Once the task is started, the frontend opens a live connection to the server using Server-Sent Events (SSE), a technology that allows the server to push updates to the browser over time. Through this connection, the server sends periodic messages indicating the task’s current progress. These messages are used to update the progress bar, giving the user live feedback.

When the task reaches completion, the server sends a final message indicating success. The frontend then updates the page title to reflect that the task is done and closes the connection. Overall, the setup provides a seamless, real-time way for users to follow the execution of a long-running task without refreshing the page or constantly polling the server.

To run the Project:

uvicorn main:app --port 8000 --reload

On another terminal, start the celery workers:

celery -A main.celery_app worker -l info -Q default -c 1

Result Overview

Notice, how the server pushes the result of the task automatically once it finishes.

Github source

SSE FastAPI

Final Words

Server-Sent Events (SSE) can be a great way to push real-time updates from the server to the client, but a lot of developers overlook key risks that come with using it. First, scalability is a major concern—each client keeps a connection open, which eats up server resources fast as your user count grows. Plus, browsers limit how many connections you can make per domain, so that’s another bottleneck.
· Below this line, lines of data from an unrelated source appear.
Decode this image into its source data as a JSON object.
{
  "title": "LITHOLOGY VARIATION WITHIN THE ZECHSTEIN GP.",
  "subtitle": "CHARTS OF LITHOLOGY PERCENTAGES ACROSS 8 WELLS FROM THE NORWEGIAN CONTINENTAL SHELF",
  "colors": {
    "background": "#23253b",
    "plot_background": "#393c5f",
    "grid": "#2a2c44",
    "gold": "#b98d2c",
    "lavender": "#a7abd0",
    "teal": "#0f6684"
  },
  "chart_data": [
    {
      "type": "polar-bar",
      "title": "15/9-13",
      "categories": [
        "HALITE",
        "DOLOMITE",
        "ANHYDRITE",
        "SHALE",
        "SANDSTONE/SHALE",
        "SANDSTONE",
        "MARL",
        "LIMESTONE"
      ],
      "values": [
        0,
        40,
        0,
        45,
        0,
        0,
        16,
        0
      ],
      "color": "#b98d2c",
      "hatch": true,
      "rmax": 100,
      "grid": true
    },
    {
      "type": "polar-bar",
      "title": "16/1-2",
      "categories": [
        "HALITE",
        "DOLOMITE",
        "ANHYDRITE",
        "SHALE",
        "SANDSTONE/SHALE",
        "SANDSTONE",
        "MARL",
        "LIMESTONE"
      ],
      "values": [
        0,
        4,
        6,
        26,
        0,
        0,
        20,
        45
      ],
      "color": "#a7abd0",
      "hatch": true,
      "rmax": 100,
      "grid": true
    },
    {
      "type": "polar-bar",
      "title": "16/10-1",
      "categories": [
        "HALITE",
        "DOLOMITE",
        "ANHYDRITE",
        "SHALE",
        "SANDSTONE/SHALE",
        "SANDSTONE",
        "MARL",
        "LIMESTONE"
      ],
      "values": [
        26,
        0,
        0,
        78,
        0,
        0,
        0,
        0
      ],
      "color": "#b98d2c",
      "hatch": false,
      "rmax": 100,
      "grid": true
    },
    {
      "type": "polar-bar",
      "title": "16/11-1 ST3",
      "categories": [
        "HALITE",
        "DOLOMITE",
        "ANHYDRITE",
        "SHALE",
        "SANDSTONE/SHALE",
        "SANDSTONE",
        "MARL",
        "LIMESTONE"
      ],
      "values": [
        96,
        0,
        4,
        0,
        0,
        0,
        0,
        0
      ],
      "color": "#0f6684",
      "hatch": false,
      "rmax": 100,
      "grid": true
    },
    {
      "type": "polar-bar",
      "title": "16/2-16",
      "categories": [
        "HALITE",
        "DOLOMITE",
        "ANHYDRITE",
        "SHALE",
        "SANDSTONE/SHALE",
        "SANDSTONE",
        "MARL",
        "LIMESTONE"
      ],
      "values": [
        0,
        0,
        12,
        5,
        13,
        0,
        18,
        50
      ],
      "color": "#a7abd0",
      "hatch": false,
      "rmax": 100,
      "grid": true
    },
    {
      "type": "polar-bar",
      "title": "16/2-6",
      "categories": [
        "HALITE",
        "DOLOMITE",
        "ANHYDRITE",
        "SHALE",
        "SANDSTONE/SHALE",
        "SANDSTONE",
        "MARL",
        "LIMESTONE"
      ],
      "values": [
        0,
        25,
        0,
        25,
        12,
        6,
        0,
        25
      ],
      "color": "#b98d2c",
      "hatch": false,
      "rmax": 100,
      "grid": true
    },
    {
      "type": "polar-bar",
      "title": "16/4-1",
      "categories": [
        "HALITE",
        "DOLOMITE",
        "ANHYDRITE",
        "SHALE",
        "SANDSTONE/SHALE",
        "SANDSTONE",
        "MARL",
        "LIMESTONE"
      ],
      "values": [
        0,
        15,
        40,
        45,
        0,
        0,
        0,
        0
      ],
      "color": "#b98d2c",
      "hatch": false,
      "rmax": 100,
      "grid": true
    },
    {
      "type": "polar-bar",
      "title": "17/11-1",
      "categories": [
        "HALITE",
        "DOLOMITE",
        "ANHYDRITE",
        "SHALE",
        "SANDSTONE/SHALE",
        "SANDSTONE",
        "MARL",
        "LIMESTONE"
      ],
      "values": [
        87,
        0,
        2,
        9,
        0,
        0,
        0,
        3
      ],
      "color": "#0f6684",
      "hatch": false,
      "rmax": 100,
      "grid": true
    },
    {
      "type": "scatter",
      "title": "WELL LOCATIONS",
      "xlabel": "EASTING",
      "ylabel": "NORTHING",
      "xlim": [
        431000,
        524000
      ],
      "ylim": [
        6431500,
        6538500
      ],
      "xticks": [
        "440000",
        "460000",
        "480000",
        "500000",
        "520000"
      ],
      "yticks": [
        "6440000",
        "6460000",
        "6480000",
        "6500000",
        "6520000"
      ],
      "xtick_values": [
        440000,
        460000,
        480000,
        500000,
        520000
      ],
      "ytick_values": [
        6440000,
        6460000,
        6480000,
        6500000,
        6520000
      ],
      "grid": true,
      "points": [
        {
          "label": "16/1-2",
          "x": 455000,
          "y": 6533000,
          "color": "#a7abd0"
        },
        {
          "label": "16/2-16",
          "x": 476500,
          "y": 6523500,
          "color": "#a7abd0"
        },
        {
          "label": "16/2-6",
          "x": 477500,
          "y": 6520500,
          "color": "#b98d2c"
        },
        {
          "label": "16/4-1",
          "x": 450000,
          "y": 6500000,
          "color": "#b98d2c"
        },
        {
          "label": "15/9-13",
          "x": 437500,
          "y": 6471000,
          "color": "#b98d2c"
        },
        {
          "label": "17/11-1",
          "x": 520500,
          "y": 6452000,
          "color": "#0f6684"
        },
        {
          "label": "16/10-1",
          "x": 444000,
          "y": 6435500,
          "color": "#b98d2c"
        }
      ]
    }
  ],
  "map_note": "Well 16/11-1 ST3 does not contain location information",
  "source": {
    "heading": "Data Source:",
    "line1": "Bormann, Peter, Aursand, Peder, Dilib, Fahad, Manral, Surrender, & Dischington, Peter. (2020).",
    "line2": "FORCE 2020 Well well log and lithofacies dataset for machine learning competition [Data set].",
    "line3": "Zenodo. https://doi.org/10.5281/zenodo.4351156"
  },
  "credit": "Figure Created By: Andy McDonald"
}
Compatibility can also be tricky. Older browsers (like Internet Explorer) don’t support SSE, and some networks or proxies might block the open connection SSE needs to work. Then there’s reconnection—SSE will try to reconnect if it drops, but if you don’t handle it right on the server side, you might get duplicate or missing messages. Using message IDs or timestamps helps with that.

Security-wise, SSE runs over HTTP unless you secure it with HTTPS, so make sure to encrypt your streams and handle auth properly. Also, SSE only supports text data natively, so if you need to send binary data, you’ll have to encode it (e.g. base64), which isn’t ideal. In those cases, WebSockets might be a better fit.

Lastly, debugging SSE can be a pain—most tools don’t support it well.

Bottom line: SSE is useful, but it comes with caveats. Know what you’re getting into before relying on it for anything mission-critical.